It's late here and I've got to be up before any sane person (3:30am Kabul time), but I wanted to update briefly while things are fresh in my mind.
So yesterday I flew into Islamabad to take care of the getting visas for the group of faculty members that I will be leading to Bangladesh next week. There is no consulate in Kabul, and they only accept them in person, thus my trip.
I flew UNHAS, the United Nations Humanitarian Air Services, in a little narrow plane that was two across and about ten rows deep. They had to weigh each of the passengers to insure that we weren't overweight.
I got into Islamabad fine, was picked up at the hotel by my guest house, and then was too exhausted to bother going out. I had room service in and watched a DVD that I'd picked up in Vietnam. The bed was fabulous but the air conditioning went off multiple times in the night, with every power outage, leading to waking up repeatedly in a pool of sweat. Such is life.
Anyhow, I headed to the consulate in the morning and they were talking about the Danish Embassy, not sure what the commentary was, but I was quite clear that I wanted to be anywhere but the Danish Embassy! Once I was at the Bangladesh consulate the guy behind the visa gate wanted nothing do with me. Little did he know that nine hours later we would be fast friends.
He wanted photocopies of the passports, which isn't generally required according to their directions.
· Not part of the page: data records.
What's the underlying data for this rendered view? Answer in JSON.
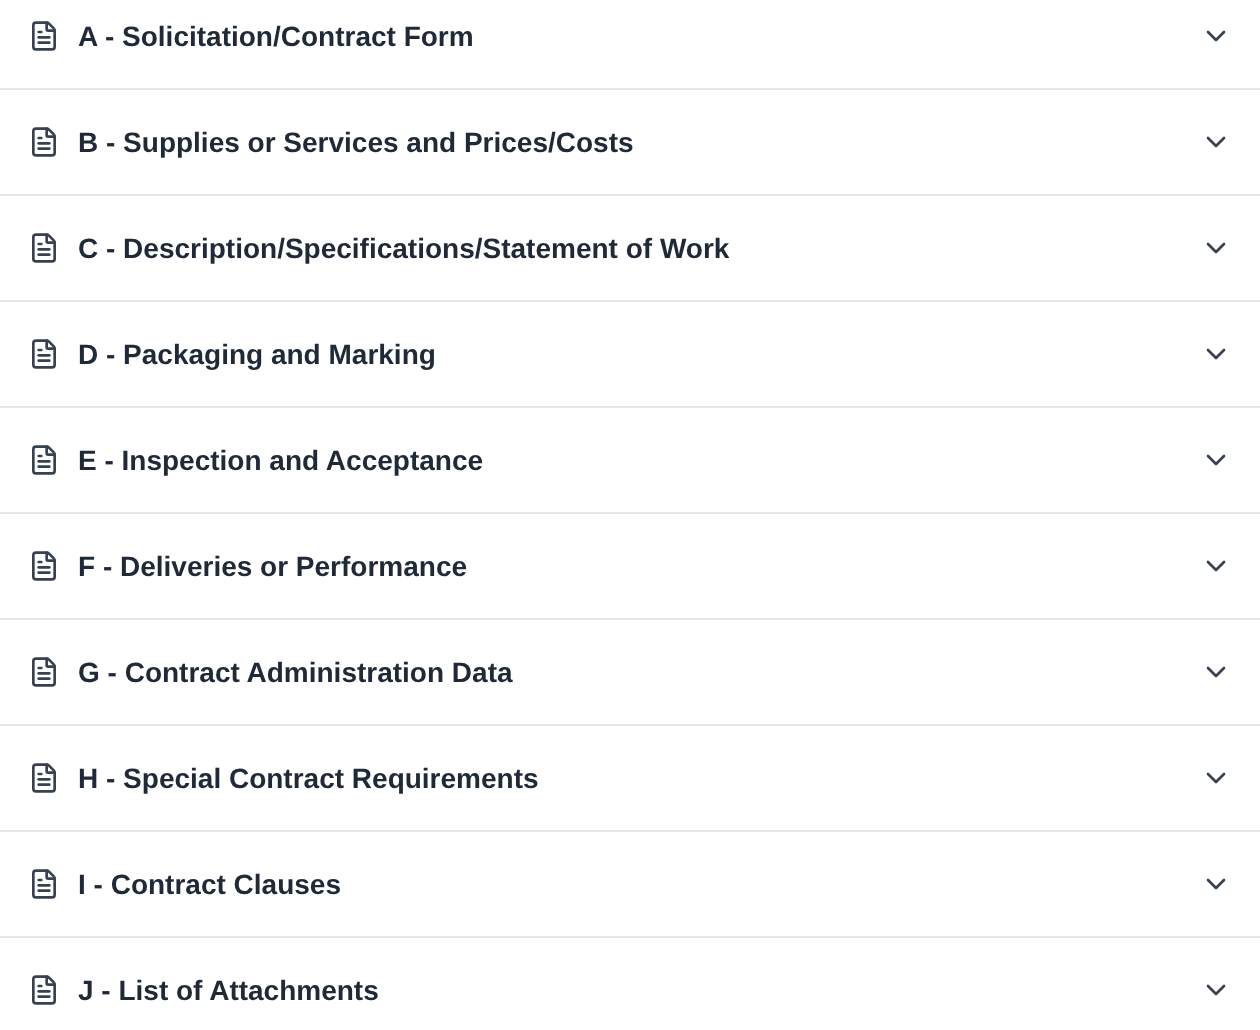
{
  "sections": [
    {
      "label": "A - Solicitation/Contract Form",
      "expanded": false
    },
    {
      "label": "B - Supplies or Services and Prices/Costs",
      "expanded": false
    },
    {
      "label": "C - Description/Specifications/Statement of Work",
      "expanded": false
    },
    {
      "label": "D - Packaging and Marking",
      "expanded": false
    },
    {
      "label": "E - Inspection and Acceptance",
      "expanded": false
    },
    {
      "label": "F - Deliveries or Performance",
      "expanded": false
    },
    {
      "label": "G - Contract Administration Data",
      "expanded": false
    },
    {
      "label": "H - Special Contract Requirements",
      "expanded": false
    },
    {
      "label": "I - Contract Clauses",
      "expanded": false
    },
    {
      "label": "J - List of Attachments",
      "expanded": false
    }
  ]
}
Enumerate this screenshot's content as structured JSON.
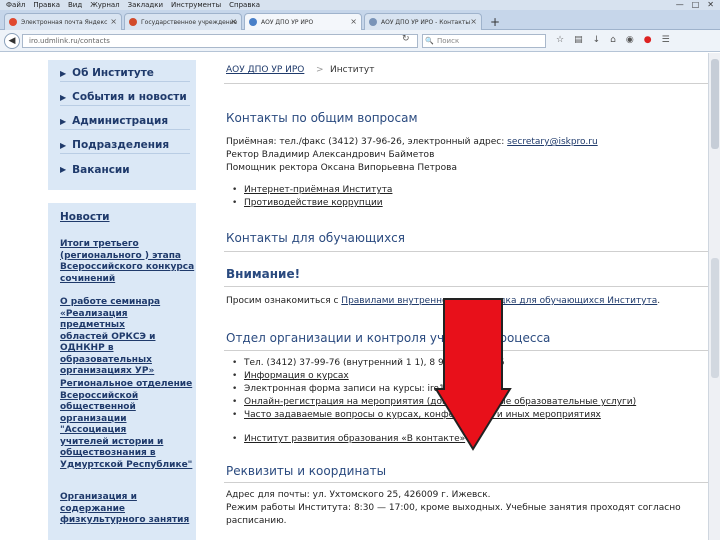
{
  "browser": {
    "menu": [
      "Файл",
      "Правка",
      "Вид",
      "Журнал",
      "Закладки",
      "Инструменты",
      "Справка"
    ],
    "tabs": [
      {
        "label": "Электронная почта Яндекс"
      },
      {
        "label": "Государственное учреждение"
      },
      {
        "label": "АОУ ДПО УР ИРО"
      },
      {
        "label": "АОУ ДПО УР ИРО - Контакты"
      }
    ],
    "url": "iro.udmlink.ru/contacts",
    "search_placeholder": "Поиск"
  },
  "sidebar": {
    "items": [
      {
        "label": "Об Институте"
      },
      {
        "label": "События и новости"
      },
      {
        "label": "Администрация"
      },
      {
        "label": "Подразделения"
      },
      {
        "label": "Вакансии"
      }
    ]
  },
  "news": {
    "title": "Новости",
    "items": [
      {
        "lines": [
          "Итоги третьего",
          "(регионального ) этапа",
          "Всероссийского конкурса",
          "сочинений"
        ]
      },
      {
        "lines": [
          "О работе семинара",
          "«Реализация предметных",
          "областей ОРКСЭ и",
          "ОДНКНР в",
          "образовательных",
          "организациях УР»"
        ]
      },
      {
        "lines": [
          "Региональное отделение",
          "Всероссийской",
          "общественной",
          "организации \"Ассоциация",
          "учителей истории и",
          "обществознания в",
          "Удмуртской Республике\""
        ]
      },
      {
        "lines": [
          "Организация и",
          "содержание",
          "физкультурного занятия"
        ]
      }
    ]
  },
  "breadcrumb": {
    "home": "АОУ ДПО УР ИРО",
    "sep": ">",
    "current": "Институт"
  },
  "sections": {
    "general": {
      "title": "Контакты по общим вопросам",
      "reception": "Приёмная: тел./факс (3412) 37-96-26, электронный адрес: ",
      "email": "secretary@iskpro.ru",
      "rector": "Ректор Владимир Александрович Байметов",
      "assistant": "Помощник ректора Оксана Випорьевна Петрова",
      "links": [
        "Интернет-приёмная Института",
        "Противодействие коррупции"
      ]
    },
    "students": {
      "title": "Контакты для обучающихся"
    },
    "attention": {
      "title": "Внимание!",
      "text_pre": "Просим ознакомиться с ",
      "text_link": "Правилами внутреннего распорядка для обучающихся Института",
      "text_post": "."
    },
    "department": {
      "title": "Отдел организации и контроля учебного процесса",
      "phone": "Тел. (3412) 37-99-76 (внутренний 1 1), 8 919 906-74-85",
      "links": [
        "Информация о курсах",
        "Электронная форма записи на курсы: iro18.ru/kursy",
        "Онлайн-регистрация на мероприятия (дополнительные образовательные услуги)",
        "Часто задаваемые вопросы о курсах, конференциях и иных мероприятиях",
        "Институт развития образования «В контакте»"
      ]
    },
    "requisites": {
      "title": "Реквизиты и координаты",
      "address": "Адрес для почты: ул. Ухтомского 25, 426009 г. Ижевск.",
      "hours": "Режим работы Института: 8:30 — 17:00, кроме выходных. Учебные занятия проходят согласно",
      "hours2": "расписанию."
    }
  },
  "colors": {
    "accent": "#1f3a6b",
    "sidebar_bg": "#dbe8f6",
    "arrow": "#e8101a"
  }
}
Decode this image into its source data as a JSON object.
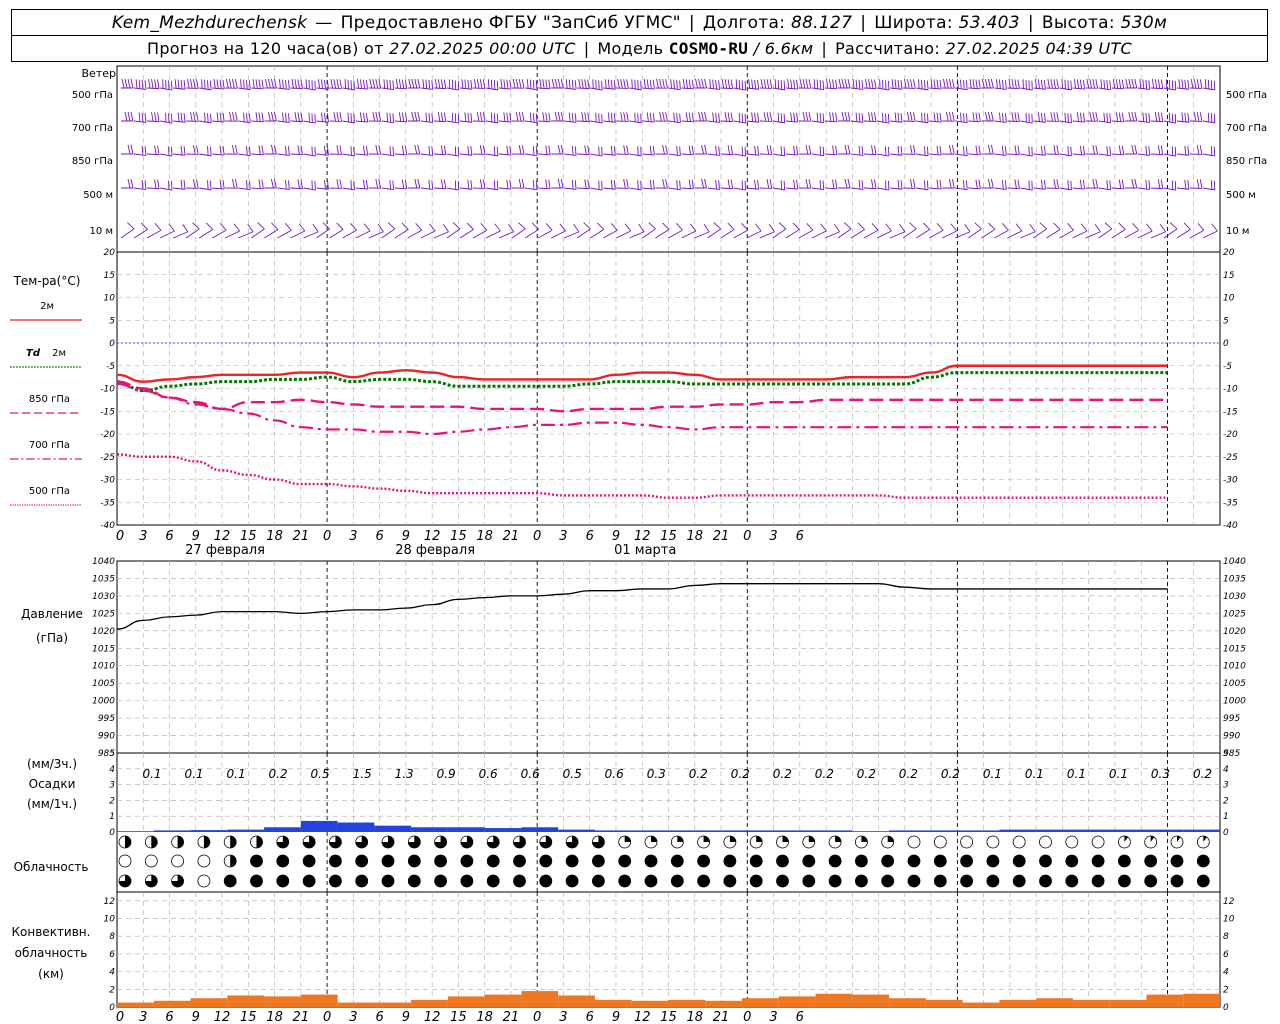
{
  "header": {
    "station": "Kem_Mezhdurechensk",
    "provider": "Предоставлено ФГБУ \"ЗапСиб УГМС\"",
    "lon_label": "Долгота:",
    "lon": "88.127",
    "lat_label": "Широта:",
    "lat": "53.403",
    "alt_label": "Высота:",
    "alt": "530м",
    "forecast_label": "Прогноз на 120 часа(ов)  от",
    "forecast_start": "27.02.2025 00:00 UTC",
    "model_label": "Модель",
    "model": "COSMO-RU",
    "resolution": "/ 6.6км",
    "computed_label": "Рассчитано:",
    "computed": "27.02.2025 04:39 UTC"
  },
  "labels": {
    "wind": "Ветер",
    "wind_levels": [
      "500 гПа",
      "700 гПа",
      "850 гПа",
      "500 м",
      "10  м"
    ],
    "temp": "Тем-ра(°С)",
    "legend_2m": "2м",
    "legend_td": "Td",
    "legend_td2": "2м",
    "legend_850": "850 гПа",
    "legend_700": "700 гПа",
    "legend_500": "500 гПа",
    "pressure": "Давление",
    "pressure_unit": "(гПа)",
    "precip_unit3": "(мм/3ч.)",
    "precip": "Осадки",
    "precip_unit1": "(мм/1ч.)",
    "cloud": "Облачность",
    "conv1": "Конвективн.",
    "conv2": "облачность",
    "conv3": "(км)"
  },
  "colors": {
    "t2m": "#ee2222",
    "td2m": "#007700",
    "t850": "#e8127a",
    "t700": "#e8127a",
    "t500": "#e8127a",
    "wind": "#7711cc",
    "precip": "#2244dd",
    "conv": "#ee7722",
    "zero": "#3355ff"
  },
  "chart_data": [
    {
      "type": "line",
      "title": "Тем-ра(°С)",
      "x_hours": [
        0,
        3,
        6,
        9,
        12,
        15,
        18,
        21,
        24,
        27,
        30,
        33,
        36,
        39,
        42,
        45,
        48,
        51,
        54,
        57,
        60,
        63,
        66,
        69,
        72,
        75,
        78,
        81,
        84,
        87,
        90,
        93,
        96,
        99,
        102,
        105,
        108,
        111,
        114,
        117,
        120
      ],
      "ylim": [
        -40,
        20
      ],
      "series": [
        {
          "name": "2м",
          "values": [
            -7,
            -8.5,
            -8,
            -7.5,
            -7,
            -7,
            -7,
            -6.5,
            -6.5,
            -7.5,
            -6.5,
            -6,
            -6.5,
            -7.5,
            -8,
            -8,
            -8,
            -8,
            -8,
            -7,
            -6.5,
            -6.5,
            -7,
            -8,
            -8,
            -8,
            -8,
            -8,
            -7.5,
            -7.5,
            -7.5,
            -6.5,
            -5,
            -5,
            -5,
            -5,
            -5,
            -5,
            -5,
            -5,
            -5
          ]
        },
        {
          "name": "Td 2м",
          "values": [
            -8.5,
            -10.5,
            -9.5,
            -9,
            -8.5,
            -8.5,
            -8,
            -8,
            -7.5,
            -8.5,
            -8,
            -8,
            -8.5,
            -9.5,
            -9.5,
            -9.5,
            -9.5,
            -9.5,
            -9,
            -8.5,
            -8.5,
            -8.5,
            -9,
            -9,
            -9,
            -9,
            -9,
            -9,
            -9,
            -9,
            -9,
            -7.5,
            -6.5,
            -6.5,
            -6.5,
            -6.5,
            -6.5,
            -6.5,
            -6.5,
            -6.5,
            -6.5
          ]
        },
        {
          "name": "850 гПа",
          "values": [
            -8.5,
            -10,
            -12,
            -13,
            -14.5,
            -13,
            -13,
            -12.5,
            -13,
            -13.5,
            -14,
            -14,
            -14,
            -14,
            -14.5,
            -14.5,
            -14.5,
            -15,
            -14.5,
            -14.5,
            -14.5,
            -14,
            -14,
            -13.5,
            -13.5,
            -13,
            -13,
            -12.5,
            -12.5,
            -12.5,
            -12.5,
            -12.5,
            -12.5,
            -12.5,
            -12.5,
            -12.5,
            -12.5,
            -12.5,
            -12.5,
            -12.5,
            -12.5
          ]
        },
        {
          "name": "700 гПа",
          "values": [
            -9,
            -10.5,
            -12,
            -13.5,
            -14.5,
            -15.5,
            -17,
            -18.5,
            -19,
            -19,
            -19.5,
            -19.5,
            -20,
            -19.5,
            -19,
            -18.5,
            -18,
            -18,
            -17.5,
            -17.5,
            -18,
            -18.5,
            -19,
            -18.5,
            -18.5,
            -18.5,
            -18.5,
            -18.5,
            -18.5,
            -18.5,
            -18.5,
            -18.5,
            -18.5,
            -18.5,
            -18.5,
            -18.5,
            -18.5,
            -18.5,
            -18.5,
            -18.5,
            -18.5
          ]
        },
        {
          "name": "500 гПа",
          "values": [
            -24.5,
            -25,
            -25,
            -26,
            -28,
            -29,
            -30,
            -31,
            -31,
            -31.5,
            -32,
            -32.5,
            -33,
            -33,
            -33,
            -33,
            -33,
            -33.5,
            -33.5,
            -33.5,
            -33.5,
            -34,
            -34,
            -33.5,
            -33.5,
            -33.5,
            -33.5,
            -33.5,
            -33.5,
            -33.5,
            -34,
            -34,
            -34,
            -34,
            -34,
            -34,
            -34,
            -34,
            -34,
            -34,
            -34
          ]
        }
      ]
    },
    {
      "type": "line",
      "title": "Давление",
      "ylabel": "(гПа)",
      "ylim": [
        985,
        1040
      ],
      "x_hours": [
        0,
        3,
        6,
        9,
        12,
        15,
        18,
        21,
        24,
        27,
        30,
        33,
        36,
        39,
        42,
        45,
        48,
        51,
        54,
        57,
        60,
        63,
        66,
        69,
        72,
        75,
        78,
        81,
        84,
        87,
        90,
        93,
        96,
        99,
        102,
        105,
        108,
        111,
        114,
        117,
        120
      ],
      "series": [
        {
          "name": "Давление",
          "values": [
            1020.5,
            1023,
            1024,
            1024.5,
            1025.5,
            1025.5,
            1025.5,
            1025,
            1025.5,
            1026,
            1026,
            1026.5,
            1027.5,
            1029,
            1029.5,
            1030,
            1030,
            1030.5,
            1031.5,
            1031.5,
            1032,
            1032,
            1033,
            1033.5,
            1033.5,
            1033.5,
            1033.5,
            1033.5,
            1033.5,
            1033.5,
            1032.5,
            1032,
            1032,
            1032,
            1032,
            1032,
            1032,
            1032,
            1032,
            1032,
            1032
          ]
        }
      ]
    },
    {
      "type": "bar",
      "title": "Осадки",
      "ylim": [
        0,
        5
      ],
      "categories_hours": [
        0,
        3,
        6,
        9,
        12,
        15,
        18,
        21,
        24,
        27,
        30,
        33,
        36,
        39,
        42,
        45,
        48,
        51,
        54,
        57,
        60,
        63,
        66,
        69,
        72,
        75
      ],
      "labels_3h": [
        "0.1",
        "0.1",
        "0.1",
        "0.2",
        "0.5",
        "1.5",
        "1.3",
        "0.9",
        "0.6",
        "0.6",
        "0.5",
        "0.6",
        "0.3",
        "0.2",
        "0.2",
        "0.2",
        "0.2",
        "0.2",
        "0.2",
        "0.2",
        "0.1",
        "0.1",
        "0.1",
        "0.1",
        "0.3",
        "0.2"
      ],
      "values_1h": [
        0.05,
        0.1,
        0.12,
        0.15,
        0.3,
        0.7,
        0.6,
        0.4,
        0.3,
        0.3,
        0.25,
        0.3,
        0.15,
        0.1,
        0.1,
        0.1,
        0.1,
        0.1,
        0.1,
        0.1,
        0.05,
        0.1,
        0.1,
        0.1,
        0.15,
        0.15,
        0.15,
        0.15,
        0.15,
        0.15
      ]
    },
    {
      "type": "bar",
      "title": "Конвективн. облачность",
      "ylabel": "(км)",
      "ylim": [
        0,
        13
      ],
      "values": [
        0.5,
        0.7,
        1,
        1.3,
        1.2,
        1.4,
        0.5,
        0.5,
        0.8,
        1.2,
        1.4,
        1.8,
        1.3,
        0.8,
        0.7,
        0.8,
        0.7,
        1,
        1.2,
        1.5,
        1.4,
        1,
        0.8,
        0.5,
        0.8,
        1,
        0.8,
        0.8,
        1.4,
        1.5
      ]
    }
  ],
  "time_axis": {
    "hour_labels": [
      "0",
      "3",
      "6",
      "9",
      "12",
      "15",
      "18",
      "21",
      "0",
      "3",
      "6",
      "9",
      "12",
      "15",
      "18",
      "21",
      "0",
      "3",
      "6",
      "9",
      "12",
      "15",
      "18",
      "21",
      "0",
      "3",
      "6"
    ],
    "dates": [
      "27 февраля",
      "28 февраля",
      "01 марта"
    ]
  }
}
One of the guys standing in line was nice enough to offer helping me to get the photo copies. He was a business man with a trade company working between Bangladesh, Pakistan, and Canada. He exports textiles from Asia, and imports aluminum and other metals from North America. He was a very nice guy who was kind enough to escort me to at least five photo copy machine shops, one after the other being useless without power.
I made it back to the consulate and then camped out, missing lunch and nearly falling asleep as I read my book. Once I finally was able to connect with the Secretary things were moving along. He looked through all the docs, signing them and so forth, and then told me to come back tomorrow.
I kindly explained to him that my return flight was booked for the morning, since his office had said they would be able to issue the visas on the same day. He then directed the first guy, who had made it clear he had better stuff to do, to help me out. I then proceeded to spend all afternoon in a smoked filled office with two guys plugging away at getting the visas processed. After about a billion signatures and what-not we finished the task about about 5:30. Mission accomplished.
One of the guys was nice and asked if I had anyone to take me around the city. I took him up on his offer and planned to meet him later. I then headed out to the main road for a taxi and waited in the sun for about five minutes before another businessman rolled down his window and asked if I needed anything. He was sweet and drove me to my guest house.
I scarfed down some local snacks and then met up with the guy from the Bangladesh consulate. We jumped in a tiny taxi, where the wheel well was where a wider persons hips would have rested. He took me up to the nearby mountain with a view of the city. This was clearly a very popular destination, with many families enjoying the views. I was clearly the only foreigner around. People looked on with curiosity, but were very kind with their eyes. After that we headed to a lakeside, where still more families were enjoying the dusk fall. Then I headed back to the guest house and am now ready to crash. Not bad for a brief but full visit. I've got to get some sleep, so there won't be any proof reading for now - please forgive me.